We continue this week with the second part of our series on reducing the demand for prostitution and other forms of purchasing sex.
What Johns Think
Doin’ It Well interviewed Rachel Durchslag, the Executive Director of Chicago Alliance Against Sexual Exploitation (CAASE), an organization focused on reducing the demand for prostitution. CAASE recently interviewed more than 100 men who had purchased sex about their experiences and feelings about their experience, their general sentiments towards women, their acceptance of prostitution and rape and what they think it would take to deter men from purchasing sex.
These “johns” presented a range of reasons for buying sex from feeling lonely to desiring to sexually dominate another person. A few of the men were survivors of sexual violence and felt as though buying sex helped them feel more in control sexually. Also, they had a range of feelings about themselves before and after buying sex. Afterwards, most of the men talked about feeling disgusting or ashamed.
Empathy: the SECOND step
Last week we suggested that the first step to reduce the demand is to focus on the johns. This week, we want to explore empathy. Somehow, it’s hard for people, including johns, to see the injustice in the treatment of women who are trafficked for sex. Sometimes people are unaware of the violence these women experience. Other times they simply believe that the women somehow ask for it because of the profession they chose. In order to promote mutually satisfying, great sex for everyone, we all need to consider the people with whom we are sexual and their humanity.
When the johns interviewed by CAASE were asked how the prostitutes they bought sex from felt, many wanted to believe that these women were attracted to them and they really desired the sexual experience. Others couldn’t produce “feeling” words for the woman in prostitution, such as “happy” or “sad,” since they disassociate the woman and her personality and instead reduced her to an object. Many johns were very unsettled by this question. They wanted her to be a fantasy that they could act out, not a real person who they were paying for sex.
This lack of empathy for the prostitute was at the core of the men’s justifications for their behavior. If they develop empathy for these women (or men, or trans people), seeing them for who they are, the ways in which johns buy sex may change. This empathy may make johns less likely to believe they have a right to harm or humiliate prostitutes because the woman they have purchased is no longer an anonymous fantasy, but a real person. Prostitutes are human beings who deserve to be treated with respect and dignity.
In a workshop Ross has facilitated, men from an audience are asked to imitate poses from pornographic images. The group slowly realizes that getting into and maintaining these positions is more difficult than they had expected.
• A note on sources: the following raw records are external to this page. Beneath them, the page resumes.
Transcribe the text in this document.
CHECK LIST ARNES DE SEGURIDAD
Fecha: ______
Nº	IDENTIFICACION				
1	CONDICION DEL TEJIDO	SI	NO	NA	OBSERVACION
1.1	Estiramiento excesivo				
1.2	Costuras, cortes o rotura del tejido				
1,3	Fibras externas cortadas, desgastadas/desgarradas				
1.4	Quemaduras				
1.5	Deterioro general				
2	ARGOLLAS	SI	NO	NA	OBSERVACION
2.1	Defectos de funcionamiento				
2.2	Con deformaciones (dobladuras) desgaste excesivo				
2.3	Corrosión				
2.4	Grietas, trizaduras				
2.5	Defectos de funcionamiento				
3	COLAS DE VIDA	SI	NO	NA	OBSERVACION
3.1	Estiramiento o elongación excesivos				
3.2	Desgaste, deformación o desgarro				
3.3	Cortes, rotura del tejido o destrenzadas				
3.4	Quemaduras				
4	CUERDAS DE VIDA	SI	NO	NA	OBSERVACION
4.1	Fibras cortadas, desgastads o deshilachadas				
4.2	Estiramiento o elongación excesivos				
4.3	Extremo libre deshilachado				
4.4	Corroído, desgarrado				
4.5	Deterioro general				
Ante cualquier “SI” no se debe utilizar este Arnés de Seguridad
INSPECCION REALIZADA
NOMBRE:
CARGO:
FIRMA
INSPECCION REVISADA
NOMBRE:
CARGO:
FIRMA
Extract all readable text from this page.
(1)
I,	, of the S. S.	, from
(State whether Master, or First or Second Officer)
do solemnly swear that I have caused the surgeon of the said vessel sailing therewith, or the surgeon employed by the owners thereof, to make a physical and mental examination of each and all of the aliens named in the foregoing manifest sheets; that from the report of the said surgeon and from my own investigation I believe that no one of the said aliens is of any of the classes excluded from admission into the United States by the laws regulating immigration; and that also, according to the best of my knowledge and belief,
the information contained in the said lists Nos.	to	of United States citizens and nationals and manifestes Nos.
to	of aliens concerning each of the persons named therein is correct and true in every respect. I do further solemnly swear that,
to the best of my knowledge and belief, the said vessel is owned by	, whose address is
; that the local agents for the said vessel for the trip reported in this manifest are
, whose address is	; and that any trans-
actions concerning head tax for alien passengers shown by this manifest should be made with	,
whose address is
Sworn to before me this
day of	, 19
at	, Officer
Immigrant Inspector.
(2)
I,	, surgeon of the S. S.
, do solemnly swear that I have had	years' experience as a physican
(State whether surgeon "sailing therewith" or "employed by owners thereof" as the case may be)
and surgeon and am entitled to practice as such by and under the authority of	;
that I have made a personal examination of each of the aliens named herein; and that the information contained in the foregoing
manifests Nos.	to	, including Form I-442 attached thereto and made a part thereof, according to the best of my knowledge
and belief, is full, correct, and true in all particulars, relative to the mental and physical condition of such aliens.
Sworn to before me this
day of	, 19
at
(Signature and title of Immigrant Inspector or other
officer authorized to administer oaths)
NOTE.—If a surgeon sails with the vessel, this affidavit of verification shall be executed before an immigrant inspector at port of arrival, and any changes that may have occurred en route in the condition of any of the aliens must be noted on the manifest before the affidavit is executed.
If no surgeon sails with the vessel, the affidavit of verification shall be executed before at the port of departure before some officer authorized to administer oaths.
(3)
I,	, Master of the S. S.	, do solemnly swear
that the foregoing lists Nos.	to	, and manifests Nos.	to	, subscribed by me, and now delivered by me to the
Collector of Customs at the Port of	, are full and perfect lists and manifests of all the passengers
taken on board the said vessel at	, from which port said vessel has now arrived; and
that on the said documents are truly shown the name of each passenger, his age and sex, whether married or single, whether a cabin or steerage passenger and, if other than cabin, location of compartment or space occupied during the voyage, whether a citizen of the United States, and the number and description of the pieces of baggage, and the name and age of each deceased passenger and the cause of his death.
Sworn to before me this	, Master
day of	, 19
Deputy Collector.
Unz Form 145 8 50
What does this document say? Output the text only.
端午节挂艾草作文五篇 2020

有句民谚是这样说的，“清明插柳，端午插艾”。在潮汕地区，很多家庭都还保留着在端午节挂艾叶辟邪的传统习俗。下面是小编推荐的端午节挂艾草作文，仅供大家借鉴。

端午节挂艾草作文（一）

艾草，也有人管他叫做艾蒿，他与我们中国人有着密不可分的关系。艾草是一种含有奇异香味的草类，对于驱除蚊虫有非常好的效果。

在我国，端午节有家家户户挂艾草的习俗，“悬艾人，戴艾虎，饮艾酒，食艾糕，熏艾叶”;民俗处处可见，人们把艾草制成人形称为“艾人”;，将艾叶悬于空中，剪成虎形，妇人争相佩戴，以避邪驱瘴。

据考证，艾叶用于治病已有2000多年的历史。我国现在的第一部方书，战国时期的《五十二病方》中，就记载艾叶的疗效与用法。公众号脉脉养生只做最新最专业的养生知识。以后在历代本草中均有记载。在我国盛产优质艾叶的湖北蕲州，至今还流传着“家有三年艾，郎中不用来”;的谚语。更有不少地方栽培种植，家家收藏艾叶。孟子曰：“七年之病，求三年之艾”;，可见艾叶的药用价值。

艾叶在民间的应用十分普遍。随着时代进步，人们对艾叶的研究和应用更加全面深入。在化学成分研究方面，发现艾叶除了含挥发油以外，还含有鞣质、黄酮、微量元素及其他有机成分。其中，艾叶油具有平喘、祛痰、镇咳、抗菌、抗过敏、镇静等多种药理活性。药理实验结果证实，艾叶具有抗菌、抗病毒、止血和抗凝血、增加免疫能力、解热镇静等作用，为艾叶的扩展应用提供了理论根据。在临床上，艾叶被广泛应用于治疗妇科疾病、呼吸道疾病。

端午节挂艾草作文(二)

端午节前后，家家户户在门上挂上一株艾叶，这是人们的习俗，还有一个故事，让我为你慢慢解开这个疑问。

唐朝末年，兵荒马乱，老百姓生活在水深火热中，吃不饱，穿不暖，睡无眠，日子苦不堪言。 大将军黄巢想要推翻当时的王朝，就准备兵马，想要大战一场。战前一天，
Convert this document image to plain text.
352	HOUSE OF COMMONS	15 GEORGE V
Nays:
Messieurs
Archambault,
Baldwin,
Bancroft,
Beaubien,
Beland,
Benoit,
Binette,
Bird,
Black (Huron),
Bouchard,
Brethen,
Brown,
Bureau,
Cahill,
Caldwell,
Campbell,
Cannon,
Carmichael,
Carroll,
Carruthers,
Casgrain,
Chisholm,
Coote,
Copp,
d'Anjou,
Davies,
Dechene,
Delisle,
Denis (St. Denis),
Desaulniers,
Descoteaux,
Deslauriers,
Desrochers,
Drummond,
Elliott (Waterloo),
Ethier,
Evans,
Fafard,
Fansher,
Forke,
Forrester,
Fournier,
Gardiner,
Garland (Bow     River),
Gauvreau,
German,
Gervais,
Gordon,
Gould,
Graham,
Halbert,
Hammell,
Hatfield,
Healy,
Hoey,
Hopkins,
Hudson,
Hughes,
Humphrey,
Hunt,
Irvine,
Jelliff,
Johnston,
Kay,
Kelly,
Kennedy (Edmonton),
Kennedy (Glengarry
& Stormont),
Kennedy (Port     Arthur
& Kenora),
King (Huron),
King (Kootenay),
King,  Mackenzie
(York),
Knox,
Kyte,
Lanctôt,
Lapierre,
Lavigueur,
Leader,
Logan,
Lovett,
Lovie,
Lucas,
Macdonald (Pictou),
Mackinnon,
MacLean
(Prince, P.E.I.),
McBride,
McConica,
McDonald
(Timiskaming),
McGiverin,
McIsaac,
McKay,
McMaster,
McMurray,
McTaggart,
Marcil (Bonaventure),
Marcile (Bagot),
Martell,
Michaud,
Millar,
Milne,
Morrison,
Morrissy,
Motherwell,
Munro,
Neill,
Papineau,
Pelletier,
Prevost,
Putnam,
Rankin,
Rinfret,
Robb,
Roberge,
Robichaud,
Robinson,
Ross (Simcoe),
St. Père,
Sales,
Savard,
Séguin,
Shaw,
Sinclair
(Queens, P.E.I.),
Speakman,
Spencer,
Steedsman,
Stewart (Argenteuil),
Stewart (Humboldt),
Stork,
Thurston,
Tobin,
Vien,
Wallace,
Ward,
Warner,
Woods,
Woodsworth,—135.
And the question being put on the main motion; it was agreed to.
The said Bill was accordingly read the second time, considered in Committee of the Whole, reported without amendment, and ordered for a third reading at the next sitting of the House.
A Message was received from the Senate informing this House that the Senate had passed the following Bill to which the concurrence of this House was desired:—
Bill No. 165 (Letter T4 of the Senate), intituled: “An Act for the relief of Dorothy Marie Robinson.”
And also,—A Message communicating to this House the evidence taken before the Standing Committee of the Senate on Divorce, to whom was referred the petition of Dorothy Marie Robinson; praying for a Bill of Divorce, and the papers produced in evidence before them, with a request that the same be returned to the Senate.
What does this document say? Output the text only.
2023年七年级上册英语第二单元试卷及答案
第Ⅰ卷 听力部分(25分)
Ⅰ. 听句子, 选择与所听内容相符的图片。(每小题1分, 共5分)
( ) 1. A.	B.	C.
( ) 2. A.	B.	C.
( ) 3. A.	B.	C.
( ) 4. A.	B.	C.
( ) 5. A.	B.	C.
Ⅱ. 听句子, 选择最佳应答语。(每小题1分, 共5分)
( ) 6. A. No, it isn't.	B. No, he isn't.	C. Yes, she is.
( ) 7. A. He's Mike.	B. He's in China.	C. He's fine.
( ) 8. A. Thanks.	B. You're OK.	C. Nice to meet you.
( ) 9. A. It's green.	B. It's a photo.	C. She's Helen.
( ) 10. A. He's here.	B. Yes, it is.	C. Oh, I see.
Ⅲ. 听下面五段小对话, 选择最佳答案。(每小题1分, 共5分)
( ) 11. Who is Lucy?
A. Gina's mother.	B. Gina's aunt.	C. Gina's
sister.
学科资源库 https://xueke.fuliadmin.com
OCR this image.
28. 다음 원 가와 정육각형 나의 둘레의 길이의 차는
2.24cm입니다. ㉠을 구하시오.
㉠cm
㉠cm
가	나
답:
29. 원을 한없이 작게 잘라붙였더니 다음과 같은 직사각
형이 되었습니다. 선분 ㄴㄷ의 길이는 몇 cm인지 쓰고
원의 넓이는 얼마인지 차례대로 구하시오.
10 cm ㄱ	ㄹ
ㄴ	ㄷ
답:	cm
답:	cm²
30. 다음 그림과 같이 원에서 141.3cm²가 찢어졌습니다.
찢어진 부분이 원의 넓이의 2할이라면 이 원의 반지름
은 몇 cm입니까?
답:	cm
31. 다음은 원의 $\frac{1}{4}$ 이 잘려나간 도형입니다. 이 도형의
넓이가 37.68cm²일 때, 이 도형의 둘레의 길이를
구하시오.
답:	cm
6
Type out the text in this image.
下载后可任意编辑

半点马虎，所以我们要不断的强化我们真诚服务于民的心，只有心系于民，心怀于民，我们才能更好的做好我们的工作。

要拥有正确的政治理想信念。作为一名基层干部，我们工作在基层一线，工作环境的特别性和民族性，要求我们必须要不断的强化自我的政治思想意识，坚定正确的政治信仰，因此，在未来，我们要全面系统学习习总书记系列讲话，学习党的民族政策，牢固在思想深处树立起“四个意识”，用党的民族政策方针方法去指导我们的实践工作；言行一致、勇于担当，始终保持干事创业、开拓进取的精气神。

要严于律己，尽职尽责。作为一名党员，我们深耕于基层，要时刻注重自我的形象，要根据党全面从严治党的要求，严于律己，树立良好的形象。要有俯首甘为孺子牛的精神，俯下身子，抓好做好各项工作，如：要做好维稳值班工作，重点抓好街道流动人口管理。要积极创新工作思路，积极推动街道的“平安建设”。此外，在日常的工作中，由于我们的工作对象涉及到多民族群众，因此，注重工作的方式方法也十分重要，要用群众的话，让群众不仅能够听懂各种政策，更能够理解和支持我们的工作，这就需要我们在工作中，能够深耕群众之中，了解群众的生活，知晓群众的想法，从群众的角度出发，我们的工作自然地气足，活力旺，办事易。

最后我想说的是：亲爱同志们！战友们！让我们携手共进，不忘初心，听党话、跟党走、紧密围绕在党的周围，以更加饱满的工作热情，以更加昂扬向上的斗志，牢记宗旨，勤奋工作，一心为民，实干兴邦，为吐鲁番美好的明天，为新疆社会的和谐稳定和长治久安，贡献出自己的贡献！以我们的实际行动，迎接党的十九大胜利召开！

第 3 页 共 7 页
They become very aware of the vulnerability and degradation of the job when men in the audience say things to coach them into the poses, like “pout more,” “look drunk,” and “spread your legs wider.” veryone begins to realize that the alluring smile in the photograph doesn’t seem to fit with the contortionism the men are performing to imitate the pose.
The group will initially claim “she wants this” or “she likes it.” But when they see men posing, they have a different take on what these images are selling. They also gain an understanding that porn is made in deliberate ways to sell the fantasy of a woman’s availability.
Shifting the demand
There’s a power differential that is being exploited whenever sex is bought from a prostitute. Eliminating the demand for paid sex work will ultimately create communities in which everyone is having the type of sex that they deserve; sex based on physical, emotional, spiritual and relational needs and desires and not on economics.
In the short term, we need to work for safer conditions, better healthcare and harm-reduction strategies for those working in the sex trade industry. But in a much larger way we need to address the conditions that allow the demand to continue.
Money talks and we have choices about how we choose to spend ours. We can begin to challenge ourselves to think about the sex we purchase and consume, whether at a strip club, porn shop or on the street. We can at that point be more informed consumers deciding for ourselves what we want to “buy.”
We can also begin to think more deeply about purchasing others for our sexual enjoyment and satisfaction. We can shift the focus from “but she’s selling it” to “why would I buy it?” and examine what this means for ourselves and our community. This will allow us all to keep Doin’ It Well.